I went on to take that code and get it mechanically wired up in a way that split it into a "console kernel" which would make deliberate transitions to calling the usermode "skin" code--and hence be able to gracefully recover from errors, vs. infinite loop or crash out. For example:
>> system/console/print-prompt: does [write-stdout "--ok-->> "] == make action! [ [...]] --ok-->> system/console/print-prompt: does [write-stdddout "--oops!--> "] ** UNSAFE ERROR ENCOUNTERED IN CONSOLE SKIN ** Script Error: write-stdddout has no value ** Where: print-prompt console ** Near: [write-stdddout ~~ "--oops!--> "] ** Line: 1 ** REVERTING TO DEFAULT SKIN >>
(Note: the current error is a bit more verbose than that because it's trying to be informative for debugging of console internals, but I'll cut it down.)
Despite running with a lot of userspace code, the console is designed so it can be phased in such a way that when you do things like a debug trace (also written in usermode) you won't wind up tracing through the console as well. (Unless you want to--but most people wouldn't, they want to trace their own code.) Because of how it's done, you also don't see a ton of implementation stacks for the console in your backtrace...the console exits its "usermode kernel" portion long enough to run skin or user requests through the libRebol API with no kernel on the stack, and then re-enters the kernel after it's done.
Laying the groundwork for doing this correctly is intended to make it possible to let the console be hookable for all kinds of tasks, whether that's debugging and needing to show you stack levels and bind stack frames...or anything else! That includes a tutorial console, that checks what you typed and the result you got to see if you should go to the next step!
And now... the web REPL uses it too!
In quite a nifty achievement for the console, it is now live in the web demo!
For the moment, that means you can even use the conventional multi-line-by-hitting-enter mode, instead of Shift-Enter.
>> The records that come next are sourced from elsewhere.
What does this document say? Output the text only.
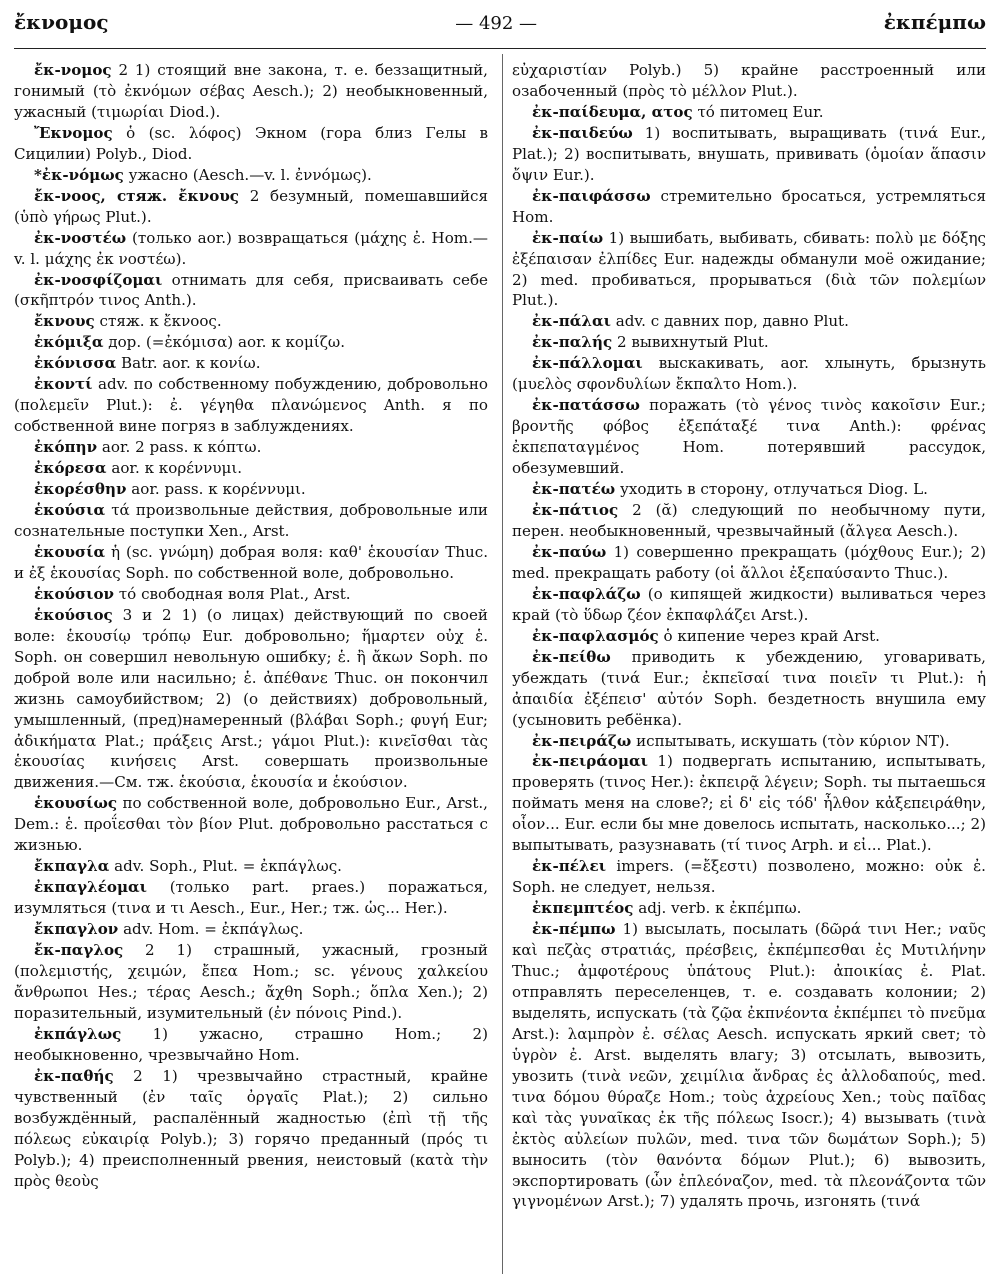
ἔκνομος	— 492 —	ἐκπέμπω

ἔκ-νομος 2 1) стоящий вне закона, т. е. беззащитный, гонимый (τὸ ἐκνόμων σέβας Aesch.); 2) необыкновенный, ужасный (τιμωρίαι Diod.).

Ἔκνομος ὁ (sc. λόφος) Экном (гора близ Гелы в Сицилии) Polyb., Diod.

*ἐκ-νόμως ужасно (Aesch.—v. l. ἐννόμως).

ἔκ-νοος, стяж. ἔκνους 2 безумный, помешавшийся (ὑπὸ γήρως Plut.).

ἐκ-νοστέω (только aor.) возвращаться (μάχης ἐ. Hom.—v. l. μάχης ἐκ νοστέω).

ἐκ-νοσφίζομαι отнимать для себя, присваивать себе (σκῆπτρόν τινος Anth.).

ἔκνους стяж. к ἔκνοος.

ἐκόμιξα дор. (=ἐκόμισα) aor. к κομίζω.

ἐκόνισσα Batr. aor. к κονίω.

ἐκοντί adv. по собственному побуждению, добровольно (πολεμεῖν Plut.): ἐ. γέγηθα πλανώμενος Anth. я по собственной вине погряз в заблуждениях.

ἐκόπην aor. 2 pass. к κόπτω.

ἐκόρεσα aor. к κορέννυμι.

ἐκορέσθην aor. pass. к κορέννυμι.

ἑκούσια τά произвольные действия, добровольные или сознательные поступки Xen., Arst.

ἑκουσία ἡ (sc. γνώμη) добрая воля: καθ' ἑκουσίαν Thuc. и ἐξ ἑκουσίας Soph. по собственной воле, добровольно.

ἑκούσιον τό свободная воля Plat., Arst.

ἑκούσιος 3 и 2 1) (о лицах) действующий по своей воле: ἑκουσίῳ τρόπῳ Eur. добровольно; ἥμαρτεν οὐχ ἑ. Soph. он совершил невольную ошибку; ἑ. ἢ ἄκων Soph. по доброй воле или насильно; ἑ. ἀπέθανε Thuc. он покончил жизнь самоубийством; 2) (о действиях) добровольный, умышленный, (пред)намеренный (βλάβαι Soph.; φυγή Eur; ἀδικήματα Plat.; πράξεις Arst.; γάμοι Plut.): κινεῖσθαι τὰς ἑκουσίας κινήσεις Arst. совершать произвольные движения.—См. тж. ἑκούσια, ἑκουσία и ἑκούσιον.

ἑκουσίως по собственной воле, добровольно Eur., Arst., Dem.: ἑ. προΐεσθαι τὸν βίον Plut. добровольно расстаться с жизнью.

ἔκπαγλα adv. Soph., Plut. = ἐκπάγλως.

ἐκπαγλέομαι (только part. praes.) поражаться, изумляться (τινα и τι Aesch., Eur., Her.; тж. ὡς... Her.).

ἔκπαγλον adv. Hom. = ἐκπάγλως.

ἔκ-παγλος 2 1) страшный, ужасный, грозный (πολεμιστής, χειμών, ἔπεα Hom.; sc. γένους χαλκείου ἄνθρωποι Hes.; τέρας Aesch.; ἄχθη Soph.; ὅπλα Xen.); 2) поразительный, изумительный (ἐν πόνοις Pind.).

ἐκπάγλως 1) ужасно, страшно Hom.; 2) необыкновенно, чрезвычайно Hom.

ἐκ-παθής 2 1) чрезвычайно страстный, крайне чувственный (ἐν ταῖς ὀργαῖς Plat.); 2) сильно возбуждённый, распалённый жадностью (ἐπὶ τῇ τῆς πόλεως εὐκαιρίᾳ Polyb.); 3) горячо преданный (πρός τι Polyb.); 4) преисполненный рвения, неистовый (κατὰ τὴν πρὸς θεοὺς

εὐχαριστίαν Polyb.) 5) крайне расстроенный или озабоченный (πρὸς τὸ μέλλον Plut.).

ἐκ-παίδευμα, ατος τό питомец Eur.

ἐκ-παιδεύω 1) воспитывать, выращивать (τινά Eur., Plat.); 2) воспитывать, внушать, прививать (ὁμοίαν ἅπασιν ὄψιν Eur.).

ἐκ-παιφάσσω стремительно бросаться, устремляться Hom.

ἐκ-παίω 1) вышибать, выбивать, сбивать: πολὺ με δόξης ἐξέπαισαν ἐλπίδες Eur. надежды обманули моё ожидание; 2) med. пробиваться, прорываться (διὰ τῶν πολεμίων Plut.).

ἐκ-πάλαι adv. с давних пор, давно Plut.

ἐκ-παλής 2 вывихнутый Plut.

ἐκ-πάλλομαι выскакивать, aor. хлынуть, брызнуть (μυελὸς σφονδυλίων ἔκπαλτο Hom.).

ἐκ-πατάσσω поражать (τὸ γένος τινὸς κακοῖσιν Eur.; βροντῆς φόβος ἐξεπάταξέ τινα Anth.): φρένας ἐκπεπαταγμένος Hom. потерявший рассудок, обезумевший.

ἐκ-πατέω уходить в сторону, отлучаться Diog. L.

ἐκ-πάτιος 2 (ᾰ) следующий по необычному пути, перен. необыкновенный, чрезвычайный (ἄλγεα Aesch.).

ἐκ-παύω 1) совершенно прекращать (μόχθους Eur.); 2) med. прекращать работу (οἱ ἄλλοι ἐξεπαύσαντο Thuc.).

ἐκ-παφλάζω (о кипящей жидкости) выливаться через край (τὸ ὕδωρ ζέον ἐκπαφλάζει Arst.).

ἐκ-παφλασμός ὁ кипение через край Arst.

ἐκ-πείθω приводить к убеждению, уговаривать, убеждать (τινά Eur.; ἐκπεῖσαί τινα ποιεῖν τι Plut.): ἡ ἀπαιδία ἐξέπεισ' αὐτόν Soph. бездетность внушила ему (усыновить ребёнка).

ἐκ-πειράζω испытывать, искушать (τὸν κύριον NT).

ἐκ-πειράομαι 1) подвергать испытанию, испытывать, проверять (τινος Her.): ἐκπειρᾷ λέγειν; Soph. ты пытаешься поймать меня на слове?; εἰ δ' εἰς τόδ' ἦλθον κἀξεπειράθην, οἷον... Eur. если бы мне довелось испытать, насколько...; 2) выпытывать, разузнавать (τί τινος Arph. и εἰ... Plat.).

ἐκ-πέλει impers. (=ἔξεστι) позволено, можно: οὐκ ἐ. Soph. не следует, нельзя.

ἐκπεμπτέος adj. verb. к ἐκπέμπω.

ἐκ-πέμπω 1) высылать, посылать (δῶρά τινι Her.; ναῦς καὶ πεζὰς στρατιάς, πρέσβεις, ἐκπέμπεσθαι ἐς Μυτιλήνην Thuc.; ἀμφοτέρους ὑπάτους Plut.): ἀποικίας ἐ. Plat. отправлять переселенцев, т. е. создавать колонии; 2) выделять, испускать (τὰ ζῷα ἐκπνέοντα ἐκπέμπει τὸ πνεῦμα Arst.): λαμπρὸν ἐ. σέλας Aesch. испускать яркий свет; τὸ ὑγρὸν ἐ. Arst. выделять влагу; 3) отсылать, вывозить, увозить (τινὰ νεῶν, χειμίλια ἄνδρας ἐς ἀλλοδαπούς, med. τινα δόμου θύραζε Hom.; τοὺς ἀχρείους Xen.; τοὺς παῖδας καὶ τὰς γυναῖκας ἐκ τῆς πόλεως Isocr.); 4) вызывать (τινὰ ἐκτὸς αὐλείων πυλῶν, med. τινα τῶν δωμάτων Soph.); 5) выносить (τὸν θανόντα δόμων Plut.); 6) вывозить, экспортировать (ὧν ἐπλεόναζον, med. τὰ πλεονάζοντα τῶν γιγνομένων Arst.); 7) удалять прочь, изгонять (τινά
Really it should kick you over into the web's multiline editor ability...but that should be easier to do as an aspect of the console extension, it's all usermode code!
Here's a little counting console:
>> count: 0 == 0 >> system/console/print-prompt: does [ [\ count: count + 1 [\ write-stdout unspaced [count ">> "] [\ ] == make action! [ [...]] 1>> print "A counting prompt!" A counting prompt! 2>>
You can imagine being able to flip your console mode around to all kinds of things... changing the bindings, being dialected. (The debugger will have a frame it is "focused" on and show you the focus, but then use that frame for binding of expressions--for instance.) Timing prompts could show you how long each command took, or just hook each command prompt to make the timing so you could ask for it retroactively if you ever cared...
It doesn't have cancellation yet (and if it did, it probably would want to be Escape vs. Ctrl-C). Such things are actually rather complex to do--but of course, solving it is planned for and in the works.
This is really neat to see, hopefully people want to pitch in and make this better. This isn't C code, so no excuses!